Os cortes nos regimes de horário acrescido – que representam mais sete horas por semana e um acréscimo de 37% no salário – serão conhecidos até ao fim deste mês. Em Câmara de Lobos, a decisão está já tomada, passou-se de 17 horários acrescidos a apenas quatro. “Os nossos colegas estão descontentes e preocupados com a qualidade do serviço. É que se reduziu os horários, mas esse corte não foi compensado com a entrada de novos enfermeiros. É fácil de perceber que, com menos profissionais e sem horário acrescido, não será possível atender a todas as exigências”.
Juan Carvalho, presidente do Sindicato dos Enfermeiros, reconhece que este corte terá consequências nos cuidados prestados, sobretudo num concelho com problemas sociais complexos. Em Câmara de Lobos, diz-se, as chefias terão que escolher o que vão prescindir: saúde escolar, formação na comunidade, consulta do diabético. “Não tenho dúvidas que a medida vai prejudicar os utentes”.
No Serviço Regional de Saúde, o director de enfermagem tem outra opinião do assunto. Luís Fragoeiro lembra que está em curso a admissão de 83 novos enfermeiros, “não faz sentido pagar regimes de horários acrescido quando há enfermeiros no desemprego”. E esse mesmo concurso tem uma reserva à qual o Governo poderá recorrer se assim o entender. “O que posso garantir é que os interesses dos cidadãos não serão prejudicados. Tudo será feito de forma criteriosa”.
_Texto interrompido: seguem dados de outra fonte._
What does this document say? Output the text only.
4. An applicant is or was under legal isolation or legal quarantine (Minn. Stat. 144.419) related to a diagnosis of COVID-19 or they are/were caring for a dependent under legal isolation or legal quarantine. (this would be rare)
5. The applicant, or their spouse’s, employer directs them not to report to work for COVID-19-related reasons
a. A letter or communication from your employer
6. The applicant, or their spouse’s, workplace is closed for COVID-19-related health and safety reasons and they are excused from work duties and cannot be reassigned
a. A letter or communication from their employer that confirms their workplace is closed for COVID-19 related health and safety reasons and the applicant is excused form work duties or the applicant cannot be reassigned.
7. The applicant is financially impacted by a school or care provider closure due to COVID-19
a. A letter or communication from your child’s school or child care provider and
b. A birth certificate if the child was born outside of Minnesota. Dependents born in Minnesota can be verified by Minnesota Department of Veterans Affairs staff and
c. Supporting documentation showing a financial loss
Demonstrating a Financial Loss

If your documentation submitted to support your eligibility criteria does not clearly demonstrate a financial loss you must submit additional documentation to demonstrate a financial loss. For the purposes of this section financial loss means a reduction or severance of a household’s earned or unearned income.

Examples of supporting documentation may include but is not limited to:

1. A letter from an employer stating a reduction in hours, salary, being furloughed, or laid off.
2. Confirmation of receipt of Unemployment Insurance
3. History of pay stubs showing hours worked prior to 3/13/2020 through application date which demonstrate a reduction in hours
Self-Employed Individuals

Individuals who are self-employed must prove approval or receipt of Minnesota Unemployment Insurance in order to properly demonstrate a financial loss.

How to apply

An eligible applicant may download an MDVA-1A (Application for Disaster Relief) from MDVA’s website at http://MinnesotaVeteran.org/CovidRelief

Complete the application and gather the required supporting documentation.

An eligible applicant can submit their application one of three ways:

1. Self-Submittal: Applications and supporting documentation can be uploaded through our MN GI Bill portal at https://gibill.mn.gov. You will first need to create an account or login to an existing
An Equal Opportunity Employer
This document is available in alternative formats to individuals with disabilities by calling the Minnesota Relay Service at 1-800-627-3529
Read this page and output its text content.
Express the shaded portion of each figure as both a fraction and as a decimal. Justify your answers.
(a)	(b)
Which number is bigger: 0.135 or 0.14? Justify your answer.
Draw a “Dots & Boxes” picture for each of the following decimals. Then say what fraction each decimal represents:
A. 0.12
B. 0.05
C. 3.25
A admissão de novos enfermeiros não convence. Juan Carvalho lembra que, em 2008, 48 enfermeiros reformaram-se e, se se juntar os 10 que se aposentaram no primeiro trimestre deste ano, somam 58. ” E isto para não falar naqueles que saíram para ocupar lugares de enfermeiro-especialista. Ou seja, os novos enfermeiros irão compensar carências que o sistema já tem, não aquelas que eram resolvidas com o regime de horário acrescido”.
A extensão do corte no regime de horário acrescido será conhecida no fim do mês. A medida permite ao Governo Regional poupar nos salários dos enfermeiros, já que o acréscimo de sete horas por semana representa mais 37% no vencimento.